Stone reached into his briefcase and handed me another folder.
“Here are the pictures I found. There aren’t many, but it’ll give you a general idea of what he looks like now.”
I viewed the pictures, shocked at what I saw.
“What the hell, man?” I moved through each one flabbergasted. “This can’t be right.” I was completely baffled. “They look nothing alike.”
Brix grabbed the picture out of my hands to see what I was talking about. As soon as he saw Uncle Teto, his whole demeanor changed. Brix laid the picture on the table, resting his elbows on his knees, and then looked up at me.
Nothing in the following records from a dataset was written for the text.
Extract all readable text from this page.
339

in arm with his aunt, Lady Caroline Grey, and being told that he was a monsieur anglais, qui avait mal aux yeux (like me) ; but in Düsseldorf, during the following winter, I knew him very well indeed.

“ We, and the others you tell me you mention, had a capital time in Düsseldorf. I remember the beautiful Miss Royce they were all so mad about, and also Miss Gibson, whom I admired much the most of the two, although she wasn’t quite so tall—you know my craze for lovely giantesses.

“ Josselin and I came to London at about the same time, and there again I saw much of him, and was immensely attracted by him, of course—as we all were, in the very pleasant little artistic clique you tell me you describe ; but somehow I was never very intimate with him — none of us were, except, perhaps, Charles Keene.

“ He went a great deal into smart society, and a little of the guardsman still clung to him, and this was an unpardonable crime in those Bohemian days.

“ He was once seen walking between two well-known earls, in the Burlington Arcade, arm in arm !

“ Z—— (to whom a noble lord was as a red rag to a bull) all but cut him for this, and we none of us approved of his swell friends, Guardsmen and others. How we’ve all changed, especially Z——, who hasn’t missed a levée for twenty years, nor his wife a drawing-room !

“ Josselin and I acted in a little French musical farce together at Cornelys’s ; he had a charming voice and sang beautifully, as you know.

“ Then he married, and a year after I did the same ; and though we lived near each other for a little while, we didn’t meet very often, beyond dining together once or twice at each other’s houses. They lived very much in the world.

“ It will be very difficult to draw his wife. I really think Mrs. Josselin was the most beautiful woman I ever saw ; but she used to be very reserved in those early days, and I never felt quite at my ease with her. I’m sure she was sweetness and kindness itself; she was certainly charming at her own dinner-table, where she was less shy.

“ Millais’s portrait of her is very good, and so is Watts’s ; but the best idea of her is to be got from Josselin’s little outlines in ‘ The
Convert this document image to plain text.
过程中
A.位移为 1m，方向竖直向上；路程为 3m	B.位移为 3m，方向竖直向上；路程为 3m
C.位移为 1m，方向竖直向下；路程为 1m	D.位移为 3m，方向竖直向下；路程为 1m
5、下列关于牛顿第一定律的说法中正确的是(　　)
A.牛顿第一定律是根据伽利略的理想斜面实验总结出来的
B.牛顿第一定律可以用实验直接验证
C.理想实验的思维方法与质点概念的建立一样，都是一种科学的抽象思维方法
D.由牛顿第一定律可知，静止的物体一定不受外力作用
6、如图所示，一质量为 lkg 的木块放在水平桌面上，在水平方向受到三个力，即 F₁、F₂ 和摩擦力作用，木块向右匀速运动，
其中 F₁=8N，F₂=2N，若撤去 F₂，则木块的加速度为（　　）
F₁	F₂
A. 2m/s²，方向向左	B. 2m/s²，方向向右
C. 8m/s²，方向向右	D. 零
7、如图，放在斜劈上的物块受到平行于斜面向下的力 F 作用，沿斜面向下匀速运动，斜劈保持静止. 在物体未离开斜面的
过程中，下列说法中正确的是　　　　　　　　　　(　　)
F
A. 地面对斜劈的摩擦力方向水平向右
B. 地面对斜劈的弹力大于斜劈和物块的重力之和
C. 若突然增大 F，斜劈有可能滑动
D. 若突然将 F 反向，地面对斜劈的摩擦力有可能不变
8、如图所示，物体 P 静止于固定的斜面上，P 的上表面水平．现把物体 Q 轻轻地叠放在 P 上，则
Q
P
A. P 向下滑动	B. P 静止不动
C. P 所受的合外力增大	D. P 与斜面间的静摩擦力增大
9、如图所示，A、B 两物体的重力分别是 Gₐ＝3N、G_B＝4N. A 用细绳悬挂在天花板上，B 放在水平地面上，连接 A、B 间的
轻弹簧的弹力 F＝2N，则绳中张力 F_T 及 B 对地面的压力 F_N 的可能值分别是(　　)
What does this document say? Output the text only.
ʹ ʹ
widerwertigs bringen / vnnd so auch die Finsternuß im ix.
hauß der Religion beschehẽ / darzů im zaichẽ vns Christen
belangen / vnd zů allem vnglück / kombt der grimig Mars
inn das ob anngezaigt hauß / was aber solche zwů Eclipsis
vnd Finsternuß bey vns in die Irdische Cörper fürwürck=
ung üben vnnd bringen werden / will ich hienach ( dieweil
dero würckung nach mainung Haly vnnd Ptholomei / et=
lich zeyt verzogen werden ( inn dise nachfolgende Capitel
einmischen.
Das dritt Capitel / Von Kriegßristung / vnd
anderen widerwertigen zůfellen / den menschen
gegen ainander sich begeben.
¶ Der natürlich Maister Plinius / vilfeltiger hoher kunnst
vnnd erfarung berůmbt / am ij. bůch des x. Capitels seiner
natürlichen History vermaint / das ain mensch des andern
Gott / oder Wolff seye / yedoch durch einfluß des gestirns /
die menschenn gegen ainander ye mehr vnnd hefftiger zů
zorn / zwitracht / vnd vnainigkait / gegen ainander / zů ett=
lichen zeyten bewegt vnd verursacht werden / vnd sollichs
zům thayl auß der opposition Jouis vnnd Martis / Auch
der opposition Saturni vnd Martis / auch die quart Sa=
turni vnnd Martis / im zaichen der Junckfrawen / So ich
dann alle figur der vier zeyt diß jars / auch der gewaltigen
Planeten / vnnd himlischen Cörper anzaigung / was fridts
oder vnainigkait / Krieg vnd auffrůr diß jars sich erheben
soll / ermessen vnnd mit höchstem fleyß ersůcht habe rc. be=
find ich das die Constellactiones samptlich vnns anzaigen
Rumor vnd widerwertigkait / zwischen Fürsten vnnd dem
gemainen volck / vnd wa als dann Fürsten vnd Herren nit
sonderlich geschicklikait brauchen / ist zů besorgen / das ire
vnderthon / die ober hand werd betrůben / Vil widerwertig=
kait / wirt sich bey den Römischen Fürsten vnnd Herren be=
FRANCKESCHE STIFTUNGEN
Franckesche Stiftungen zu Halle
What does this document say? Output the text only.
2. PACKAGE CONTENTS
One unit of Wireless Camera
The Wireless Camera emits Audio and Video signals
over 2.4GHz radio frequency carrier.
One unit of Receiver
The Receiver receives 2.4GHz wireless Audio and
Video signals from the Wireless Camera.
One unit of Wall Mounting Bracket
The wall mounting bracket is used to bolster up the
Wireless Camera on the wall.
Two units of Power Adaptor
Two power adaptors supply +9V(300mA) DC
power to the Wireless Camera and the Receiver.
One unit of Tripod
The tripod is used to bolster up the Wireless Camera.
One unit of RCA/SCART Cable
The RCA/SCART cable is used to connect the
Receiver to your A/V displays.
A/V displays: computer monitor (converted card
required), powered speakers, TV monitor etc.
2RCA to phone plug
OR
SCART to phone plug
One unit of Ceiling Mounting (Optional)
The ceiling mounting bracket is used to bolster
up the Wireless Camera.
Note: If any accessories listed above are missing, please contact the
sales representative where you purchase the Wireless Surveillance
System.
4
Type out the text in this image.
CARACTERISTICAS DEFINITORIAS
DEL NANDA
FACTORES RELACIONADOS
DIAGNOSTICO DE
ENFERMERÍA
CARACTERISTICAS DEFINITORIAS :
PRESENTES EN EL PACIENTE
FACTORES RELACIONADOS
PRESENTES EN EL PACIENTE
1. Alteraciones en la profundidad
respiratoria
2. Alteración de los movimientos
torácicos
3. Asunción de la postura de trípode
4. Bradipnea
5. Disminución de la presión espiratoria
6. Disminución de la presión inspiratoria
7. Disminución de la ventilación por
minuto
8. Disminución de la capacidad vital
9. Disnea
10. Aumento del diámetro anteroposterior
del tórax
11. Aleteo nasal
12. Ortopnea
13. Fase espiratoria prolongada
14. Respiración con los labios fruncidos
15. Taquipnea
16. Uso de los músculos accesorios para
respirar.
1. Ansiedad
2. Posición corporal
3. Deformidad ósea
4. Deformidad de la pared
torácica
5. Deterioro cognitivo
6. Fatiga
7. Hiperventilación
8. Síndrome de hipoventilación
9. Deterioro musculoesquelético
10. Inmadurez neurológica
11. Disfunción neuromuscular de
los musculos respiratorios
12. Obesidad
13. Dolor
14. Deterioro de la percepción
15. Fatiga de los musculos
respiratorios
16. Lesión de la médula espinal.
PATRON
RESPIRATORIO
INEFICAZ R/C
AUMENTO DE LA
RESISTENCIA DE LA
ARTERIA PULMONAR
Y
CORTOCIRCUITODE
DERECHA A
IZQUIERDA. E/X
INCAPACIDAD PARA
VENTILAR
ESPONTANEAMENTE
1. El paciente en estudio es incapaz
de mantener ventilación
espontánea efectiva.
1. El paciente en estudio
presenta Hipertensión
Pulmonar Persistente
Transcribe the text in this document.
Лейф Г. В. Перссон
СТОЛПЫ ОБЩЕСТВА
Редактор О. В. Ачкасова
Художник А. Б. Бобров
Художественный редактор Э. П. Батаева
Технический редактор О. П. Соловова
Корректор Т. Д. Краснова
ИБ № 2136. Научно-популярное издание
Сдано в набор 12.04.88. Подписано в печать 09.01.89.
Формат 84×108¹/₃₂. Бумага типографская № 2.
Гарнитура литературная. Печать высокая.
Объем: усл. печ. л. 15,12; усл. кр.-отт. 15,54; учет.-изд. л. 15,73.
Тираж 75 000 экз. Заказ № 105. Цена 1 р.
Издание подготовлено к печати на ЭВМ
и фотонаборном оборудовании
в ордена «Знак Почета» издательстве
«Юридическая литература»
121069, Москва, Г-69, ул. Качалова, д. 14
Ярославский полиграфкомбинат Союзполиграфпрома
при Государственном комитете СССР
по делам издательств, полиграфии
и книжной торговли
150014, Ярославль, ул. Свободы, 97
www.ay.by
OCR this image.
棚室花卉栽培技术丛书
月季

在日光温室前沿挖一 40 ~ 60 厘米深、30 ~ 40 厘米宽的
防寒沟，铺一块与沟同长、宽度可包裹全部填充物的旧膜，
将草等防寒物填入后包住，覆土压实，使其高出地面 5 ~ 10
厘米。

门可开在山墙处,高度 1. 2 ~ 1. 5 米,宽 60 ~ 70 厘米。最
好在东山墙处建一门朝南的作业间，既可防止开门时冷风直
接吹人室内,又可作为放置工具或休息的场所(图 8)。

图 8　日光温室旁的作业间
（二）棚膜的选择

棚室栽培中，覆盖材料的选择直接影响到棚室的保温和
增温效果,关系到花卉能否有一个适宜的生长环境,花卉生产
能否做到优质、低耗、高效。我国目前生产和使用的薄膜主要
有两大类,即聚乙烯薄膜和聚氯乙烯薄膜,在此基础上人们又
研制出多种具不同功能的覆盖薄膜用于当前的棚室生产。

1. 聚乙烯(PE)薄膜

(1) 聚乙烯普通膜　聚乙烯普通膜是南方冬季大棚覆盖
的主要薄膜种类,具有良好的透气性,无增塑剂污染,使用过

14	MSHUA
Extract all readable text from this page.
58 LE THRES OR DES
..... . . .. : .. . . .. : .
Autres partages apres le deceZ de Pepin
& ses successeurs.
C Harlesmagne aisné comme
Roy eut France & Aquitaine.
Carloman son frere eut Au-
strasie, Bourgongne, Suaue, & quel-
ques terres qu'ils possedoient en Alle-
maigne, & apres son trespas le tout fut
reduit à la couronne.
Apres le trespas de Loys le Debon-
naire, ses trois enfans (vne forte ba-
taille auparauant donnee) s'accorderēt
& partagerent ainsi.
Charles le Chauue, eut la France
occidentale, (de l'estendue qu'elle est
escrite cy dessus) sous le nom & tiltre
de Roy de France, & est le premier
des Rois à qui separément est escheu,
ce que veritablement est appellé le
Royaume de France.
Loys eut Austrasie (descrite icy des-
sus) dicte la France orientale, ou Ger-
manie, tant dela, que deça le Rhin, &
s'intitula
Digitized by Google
“What are you going to do?”
That was a good question. If Uncle Teto wasn’t Jazz’s father, who in the hell was?
I shrugged my shoulders, not knowing really what to say. I was speechless, dumbfounded. I had no idea what to think.
“Here,” Stone slid another picture across the table. “It’s one of his kids. I’m not sure which one, but their ages range between twenty-four and thirty-one.”
I glanced over them, not wanting to get my hopes up, unable to see any resemblance to my wife. This was just great. Here I had been running around like a damn chicken with my head cut off trying to prove my father’s theory to be correct and I got this shit. What the fuck.
I didn’t know how I was going to approach this situation next. I was running out of options. I had all my ducks in a row, thinking Uncle Teto was Jazz’s biological father, but I couldn’t see it. And hell, if that didn’t piss me off even more.
“Can you watch her for a second? I need to call my dad.”